The latter is my area of interest and work, and is my suggested solution to the problem of treatment burden – albeit one that needs testing and refining through scholarship.7 But GPs, health professionals and patients alike have other ideas too.

Dr Jo Reeve is a GP in Liverpool and an NIHR clinical scientist in primary care at the Heseltine Institute of Liverpool University. She is also the chair of the SAPC.

My doctor makes me sick will take place at the Isla Gladstone Conservatory in Anfield, Liverpool on 1 October. Dr Iona Heath, past president of RCGP, John Ashton, president of the faculty of public health, and David Geddes, head of primary care commissioning for NHS England, will be speaking at the event.

References

1 Reeve J, Lynch T, Lloyd-Williams M, Payne S. From personal challenge to technical fix: the risks of depersonalised care. Health and Social Care in the Community 2012; 20(2): 145-154.

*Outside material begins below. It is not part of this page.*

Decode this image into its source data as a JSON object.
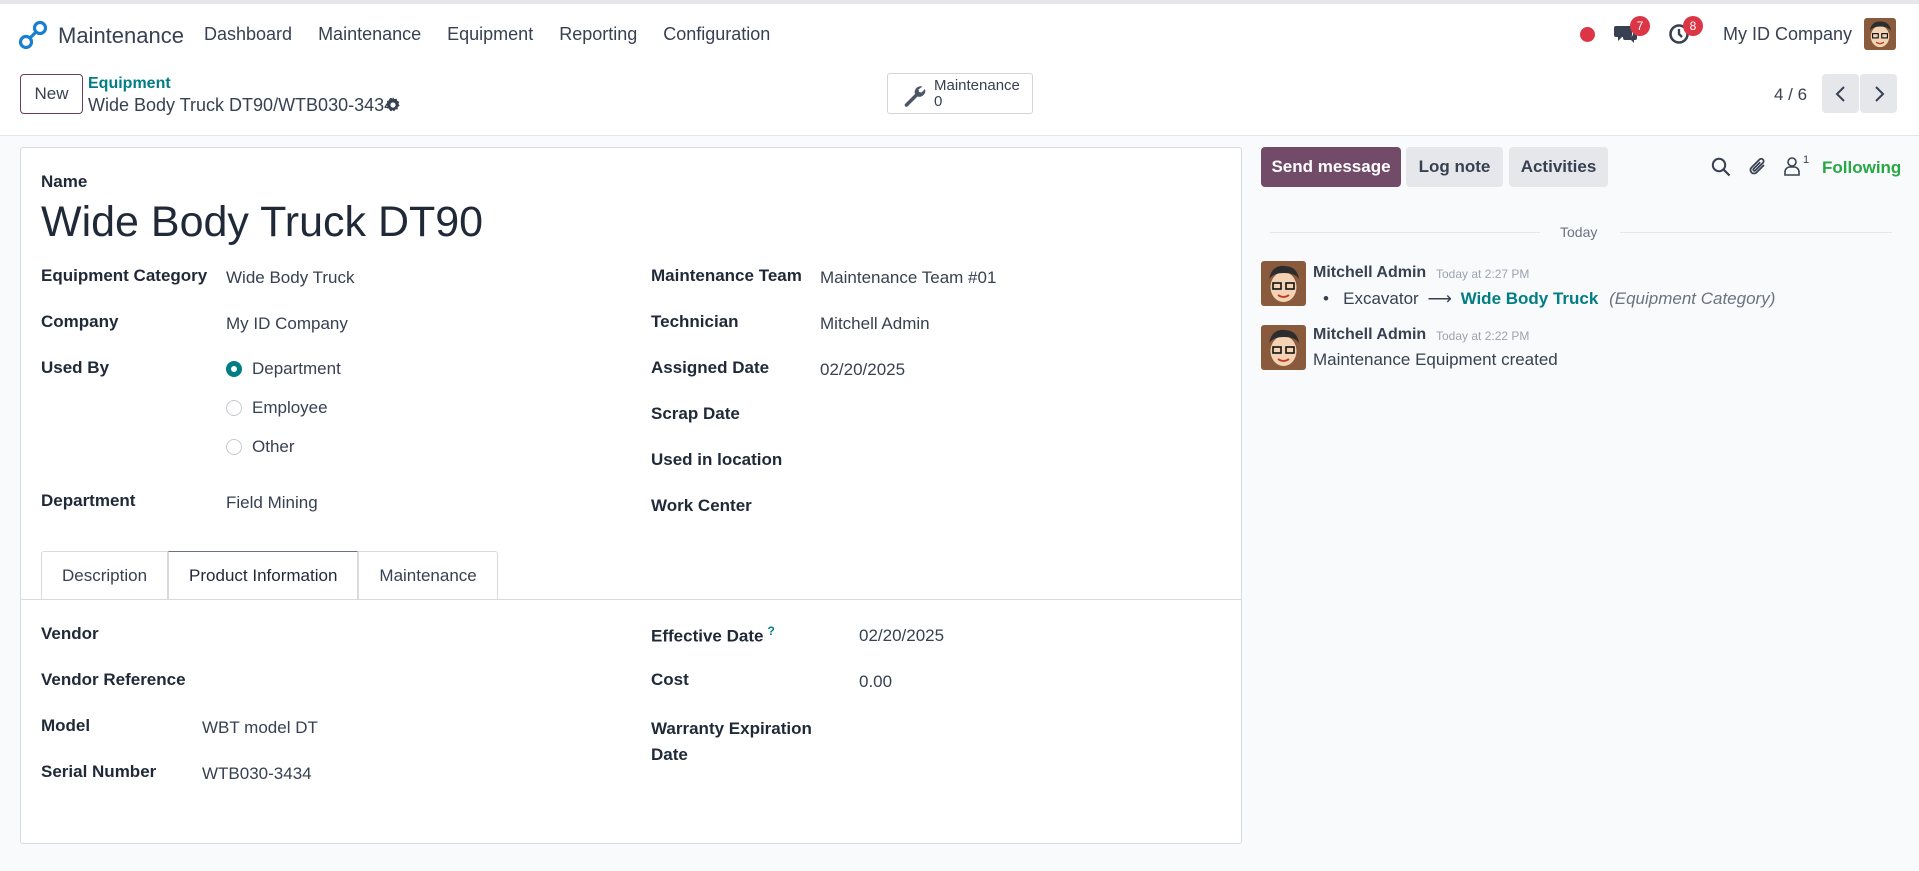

2 Vijan et al. Effect of patients’ risk and preferences on health gains with plasma glucose level lowering in type 2 diabetes mellitus. JAMA 2014, 174(8): 1227-1234

3 Boyd et al. Healthcare task difficulty among older adults with multimorbidity. Medical care 2014; 3 (S2): S118-S125

4 Oni et al. BMC Public Health 2014; 14(1): 575 

5 Balicer et al. 2012. Harefual, 151 (7): 388-392;  Sav et al. Health Expectations 2013; doi: 10.1111/hex.12046

6 Lewis S. The two faces of generalism. Journal of Health Services Research and Policy 2014; 19(1): 1-2

7 Reeve J, Blakeman T, Freeman GK, Green LA, James P, Lucassen  P, Martin CM, Sturmberg JP, van Weel  C. 2013. Generalist solutions to complex problems: generating practice-based evidence – the example of managing multi-morbidity. BMC Family Practice; 14:112. DOI: 10.1186/1471-2296-14-112.